Canadian Biomass Magazine

Manitoba sawmill using ORC to get power from biomass

June 26, 2012
By Scott Jamieson

ge_organic_rankin_cycle_engineJune 26, 2012, Swan River, MB - Spruce Products Limited has been successfully running a small-scale power generating system at its Manitoba sawmill for over six months, using mill residues and an Organic Rankin Cycle (ORC) system to cut its energy purchases.

"We’ve wanted to use waste wood to generate electricity for a while,
because it’s good for the environment and for business,” says Ward
Perchuk, President of Spruce Products Limited (SPL), in an NRCan report. Perchuk’s company is involved in a pilot project that uses the ORC to generate electricity from the low-pressure steam coming from the mill’s waste-wood-fired boilers.

SPL manufactures premium
lumber and softwood products for the construction and integrated wood
products industries. The company, in Swan River, Manitoba, employs about
80 people and produces 40 million board feet of lumber per year. It
also generates about 50 000 tonnes of wood waste per year. The company
requires steam, mostly for drying lumber and heating the mill. Excess
wood waste is typically incinerated.

The ORC project, funded by Manitoba Hydro’s Power Smart Bioenergy Optimization program with financial support from NRCan’s Clean Energy Fund,
is the second in a series of pilot projects that aim to highlight the
potential of bioenergy technologies for reducing energy costs and waste –
the first was a pyrolysis oil project with Tolko Industries Ltd.
at The Pas, Manitoba. The bioenergy program provides financial
incentives that offset project evaluation and capital investment costs.
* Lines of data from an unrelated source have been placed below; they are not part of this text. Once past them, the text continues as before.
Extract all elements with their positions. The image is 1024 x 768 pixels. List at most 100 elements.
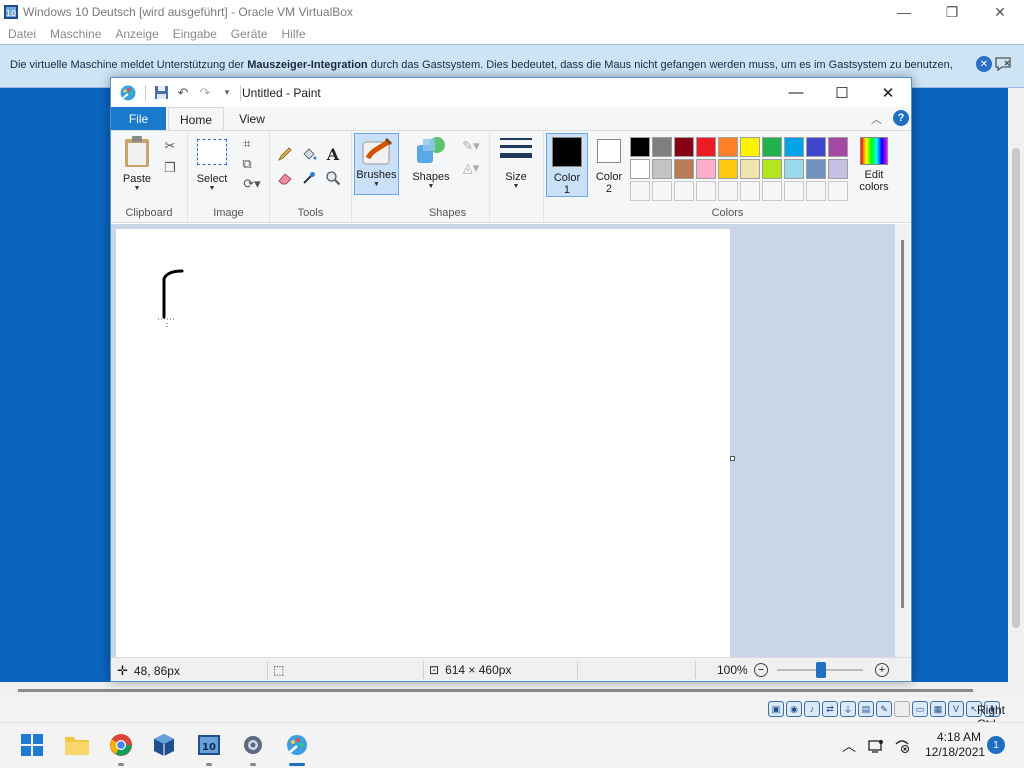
palette-row2-swatch-8[interactable]: [784, 159, 804, 179]
palette-row1-swatch-8[interactable]: [784, 137, 804, 157]
outline-icon[interactable]: ✎▾: [458, 137, 484, 155]
cpu-icon[interactable]: ▦: [930, 701, 946, 717]
host-horizontal-scrollbar[interactable]: [0, 682, 1024, 698]
message-icon[interactable]: [994, 55, 1012, 73]
drag-drop-icon[interactable]: ✎: [876, 701, 892, 717]
color-picker-icon[interactable]: [300, 169, 318, 187]
tab-file[interactable]: File: [111, 107, 166, 130]
palette-row2-swatch-10[interactable]: [828, 159, 848, 179]
redo-icon[interactable]: ↷: [196, 84, 214, 102]
help-icon[interactable]: ?: [893, 110, 909, 126]
file-explorer-button[interactable]: [63, 731, 91, 759]
chrome-button[interactable]: [107, 731, 135, 759]
color2-button[interactable]: Color 2: [590, 133, 628, 197]
palette-row2-swatch-6[interactable]: [740, 159, 760, 179]
scroll-thumb[interactable]: [1012, 148, 1020, 628]
zoom-out-icon[interactable]: −: [754, 663, 768, 677]
custom-color-slot[interactable]: [806, 181, 826, 201]
paint-maximize-button[interactable]: ☐: [819, 78, 865, 107]
menu-anzeige[interactable]: Anzeige: [115, 27, 158, 41]
start-button[interactable]: [18, 731, 46, 759]
shared-folder-icon[interactable]: ▤: [858, 701, 874, 717]
optical-drive-icon[interactable]: ◉: [786, 701, 802, 717]
clock[interactable]: 4:18 AM 12/18/2021: [925, 730, 985, 760]
eraser-icon[interactable]: [276, 169, 294, 187]
display-icon[interactable]: ▭: [912, 701, 928, 717]
paint-close-button[interactable]: ✕: [865, 78, 911, 107]
tab-view[interactable]: View: [226, 107, 278, 130]
crop-icon[interactable]: ⌗: [238, 135, 256, 153]
palette-row2-swatch-1[interactable]: [630, 159, 650, 179]
close-button[interactable]: ✕: [976, 0, 1024, 24]
palette-row1-swatch-3[interactable]: [674, 137, 694, 157]
zoom-in-icon[interactable]: +: [875, 663, 889, 677]
save-icon[interactable]: [152, 84, 170, 102]
shapes-button[interactable]: Shapes ▼: [410, 135, 452, 191]
paint-taskbar-button[interactable]: [283, 731, 311, 759]
palette-row1-swatch-1[interactable]: [630, 137, 650, 157]
network-off-icon[interactable]: [893, 737, 911, 755]
minimize-button[interactable]: —: [880, 0, 928, 24]
notification-badge[interactable]: 1: [987, 736, 1005, 754]
palette-row2-swatch-2[interactable]: [652, 159, 672, 179]
palette-row1-swatch-4[interactable]: [696, 137, 716, 157]
palette-row2-swatch-5[interactable]: [718, 159, 738, 179]
rotate-icon[interactable]: ⟳▾: [238, 175, 266, 193]
palette-row2-swatch-3[interactable]: [674, 159, 694, 179]
cut-icon[interactable]: ✂: [161, 137, 179, 155]
custom-color-slot[interactable]: [828, 181, 848, 201]
palette-row1-swatch-9[interactable]: [806, 137, 826, 157]
palette-row1-swatch-5[interactable]: [718, 137, 738, 157]
pencil-icon[interactable]: [276, 145, 294, 163]
edit-colors-button[interactable]: Edit colors: [854, 135, 894, 193]
zoom-slider-thumb[interactable]: [816, 662, 826, 678]
close-notice-icon[interactable]: ✕: [976, 56, 992, 72]
scroll-thumb[interactable]: [18, 689, 973, 692]
tab-home[interactable]: Home: [168, 107, 224, 131]
color1-button[interactable]: Color 1: [546, 133, 588, 197]
menu-datei[interactable]: Datei: [8, 27, 36, 41]
recording-icon[interactable]: [894, 701, 910, 717]
collapse-ribbon-icon[interactable]: ︿: [871, 111, 882, 127]
palette-row1-swatch-6[interactable]: [740, 137, 760, 157]
drawing-canvas[interactable]: [116, 229, 730, 657]
size-button[interactable]: Size ▼: [496, 135, 536, 191]
palette-row1-swatch-10[interactable]: [828, 137, 848, 157]
usb-icon[interactable]: ⏚: [840, 701, 856, 717]
network-icon[interactable]: ⇄: [822, 701, 838, 717]
shape-fill-icon[interactable]: ◬▾: [458, 159, 484, 177]
audio-icon[interactable]: ♪: [804, 701, 820, 717]
custom-color-slot[interactable]: [740, 181, 760, 201]
fill-icon[interactable]: [300, 145, 318, 163]
paint-minimize-button[interactable]: —: [773, 78, 819, 107]
custom-color-slot[interactable]: [762, 181, 782, 201]
chevron-up-icon[interactable]: ︿: [840, 737, 858, 755]
palette-row2-swatch-4[interactable]: [696, 159, 716, 179]
palette-row1-swatch-7[interactable]: [762, 137, 782, 157]
palette-row1-swatch-2[interactable]: [652, 137, 672, 157]
vt-icon[interactable]: V: [948, 701, 964, 717]
paint-app-icon[interactable]: [119, 84, 137, 102]
undo-icon[interactable]: ↶: [174, 84, 192, 102]
magnifier-icon[interactable]: [324, 169, 342, 187]
menu-eingabe[interactable]: Eingabe: [173, 27, 217, 41]
menu-hilfe[interactable]: Hilfe: [281, 27, 305, 41]
custom-color-slot[interactable]: [674, 181, 694, 201]
host-vertical-scrollbar[interactable]: [1008, 88, 1024, 682]
hard-disk-icon[interactable]: ▣: [768, 701, 784, 717]
paste-button[interactable]: Paste ▼: [119, 135, 155, 193]
copy-icon[interactable]: ❐: [161, 159, 179, 177]
brushes-button[interactable]: Brushes ▼: [354, 133, 399, 195]
vm-window-button[interactable]: 10: [195, 731, 223, 759]
maximize-button[interactable]: ❐: [928, 0, 976, 24]
display-tray-icon[interactable]: [867, 737, 885, 755]
virtualbox-manager-button[interactable]: [150, 731, 178, 759]
menu-geraete[interactable]: Geräte: [231, 27, 268, 41]
palette-row2-swatch-9[interactable]: [806, 159, 826, 179]
custom-color-slot[interactable]: [696, 181, 716, 201]
custom-color-slot[interactable]: [718, 181, 738, 201]
menu-maschine[interactable]: Maschine: [50, 27, 101, 41]
canvas-vertical-scrollbar[interactable]: [895, 224, 911, 657]
palette-row2-swatch-7[interactable]: [762, 159, 782, 179]
custom-color-slot[interactable]: [652, 181, 672, 201]
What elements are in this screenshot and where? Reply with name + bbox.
“The SPL project is the first ORC installation of its kind in Canada,” notes Jeremy Langner, Renewable Energy Engineer at Manitoba Hydro, adding that SPL
was an ideal candidate because the company is a leader in energy
efficiency and productivity. “The company has already installed advanced
technologies and always looks for ways to maximize efficiency and
minimize waste.”

The ORC unit, housed in a building adjacent to the mill’s boiler house, generates approximately 100 kW net of electricity. Langner says that the GE Clean CycleTM 125 unit has been operating for a few months, and SPL is now optimizing operational details, including “getting winter-proofed.”
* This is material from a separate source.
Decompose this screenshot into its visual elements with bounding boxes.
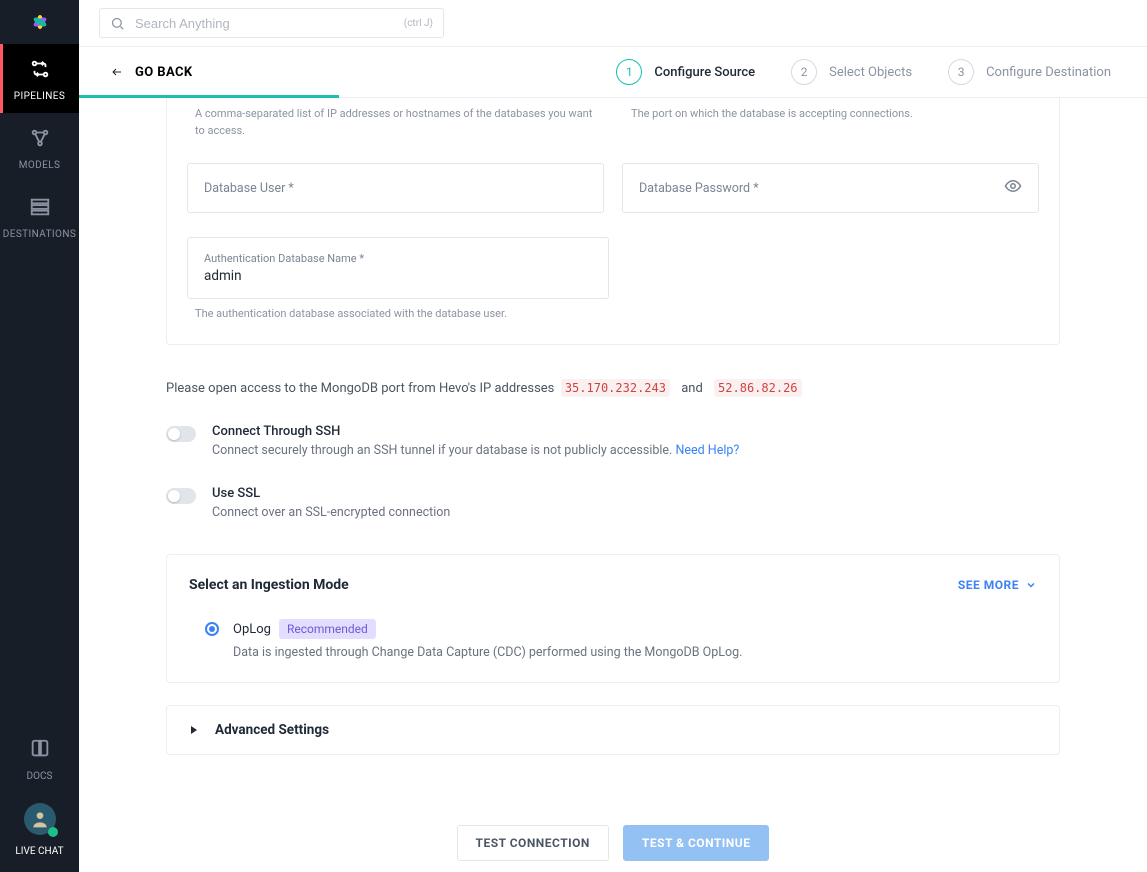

Deny St. George, Senior Biosystems Engineer at Manitoba Hydro, adds that ORC
units are available in a variety of sizes and can capture heat from a
variety of waste heat sources including exhaust gas streams. He sees
applications in the steel, chemical and cement industries. The next
bioenergy demonstration projects will showcase the use of syngas from
gasification of waste wood, biogas from anaerobic digestion of livestock
manure and biocarbon from the carbonization of waste wood, which St.
George plans to have underway by the summer of 2012. St. George says
that ORC technology offers
significant electrical savings by utilizing waste heat; thereby
increasing the company’s bottom line and environmental performance.
“Manitoba Hydro’s bioenergy program has provided us the opportunity to
explore an innovative energy-saving technology,” says Perchuk.